NPM proxied hosts not accessible until I access the NPM management interface

  • I'm facing a weird intermittent issue. From time to time, NPM's proxied hosts appear to be offline when accessed via their corresponding NPM URLs. Interestingly, NPM itself remains accessible during this time and typically I can regain access to the proxied hosts by visiting the admin interface URL linked to the NPM container through NPM. It's like the proxy goes to sleep for the hosts but not for its own url? Not sure what's going on or how to pin down the cause so suggestions are appreciated.

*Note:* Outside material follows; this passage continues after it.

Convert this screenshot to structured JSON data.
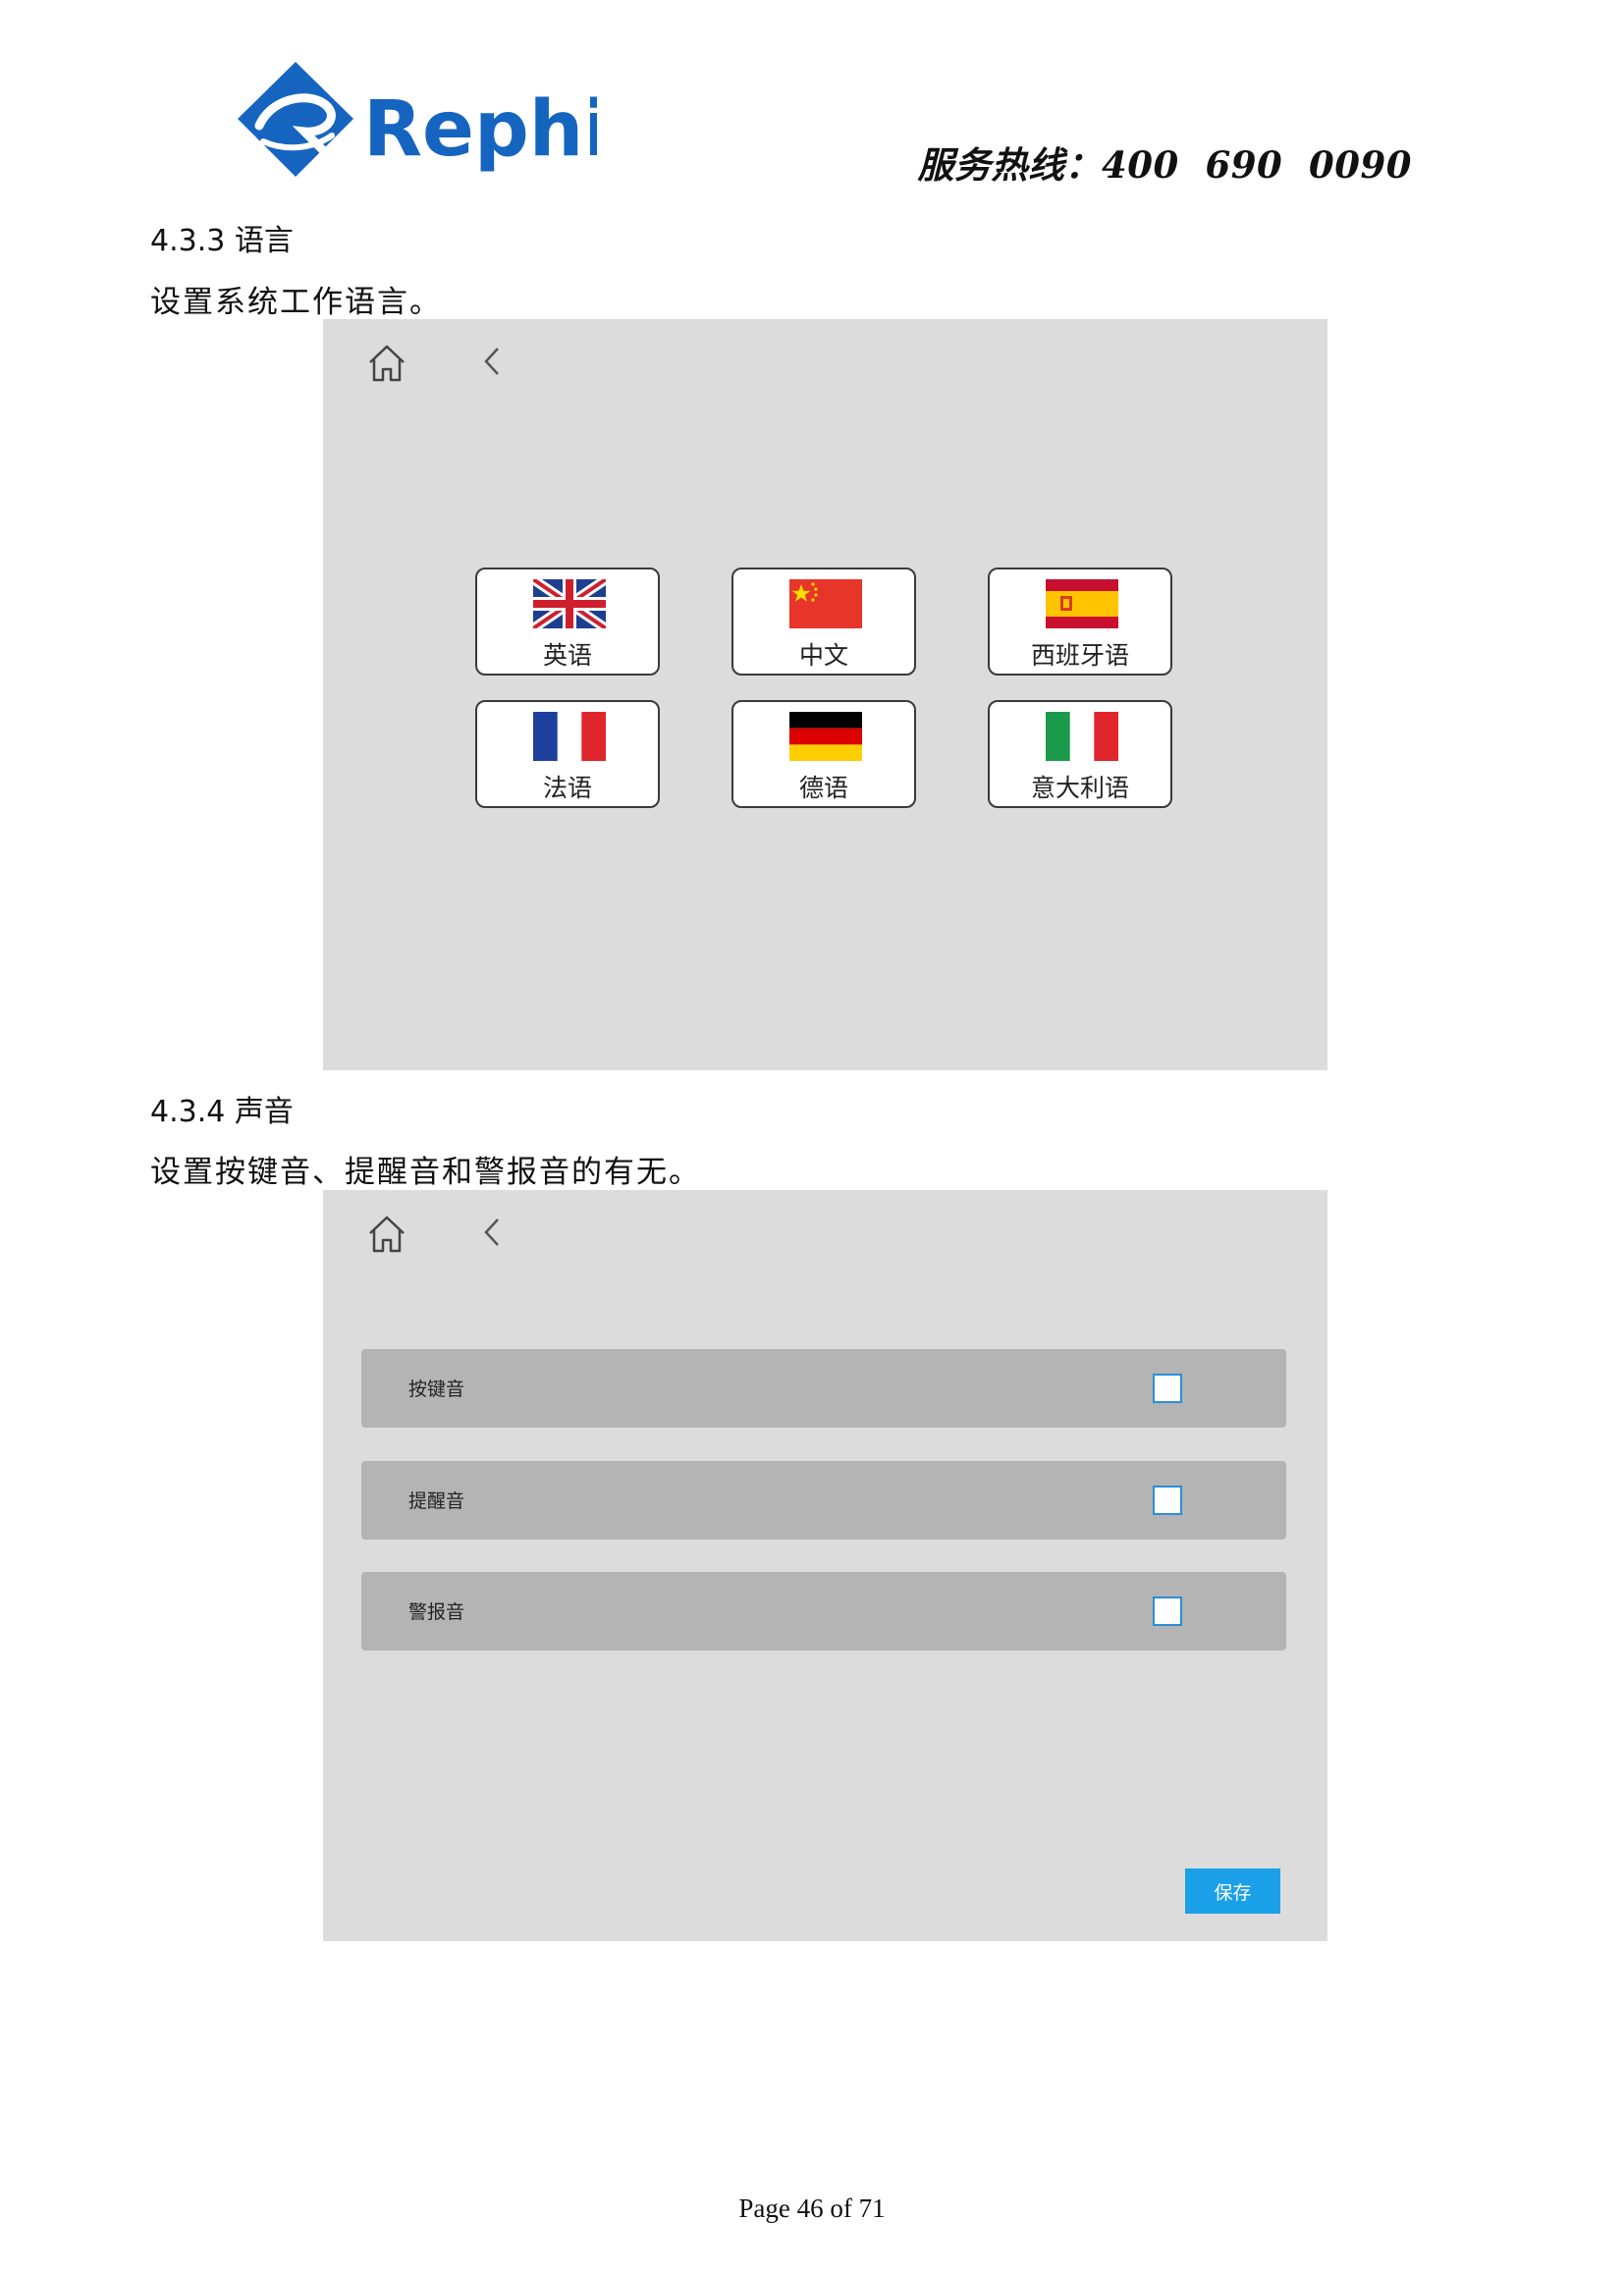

At first I thought it was the drive spindown but docker data it's stored in an SSD that has all power management disabled. OMV installation drive doesn't have any power management enabled either. Does docker put containers to sleep by default? Every host proxied by NPM is a docker container as well. I can ssh in to OMV during this time too so there doesn't seem to be any downtime, it's like an NPM related issue somehow.

  • Does this happen from outside your LAN or inside?


    If it only happens from the inside, I'd suspect you are not running a local DNS server like pihole or dnsmasq that points access to those domain names to NPM and therefore you desktop machine is looking to the internet for DNS name resolution, but "hairpinning" is not supported by your ISP's equipment, which is typical. Hairpinning is basically reflecting the traffic back to the origin, so a DNS resolution pointing to your public ip allows traffic to "bounce" off of their equipment and back to you.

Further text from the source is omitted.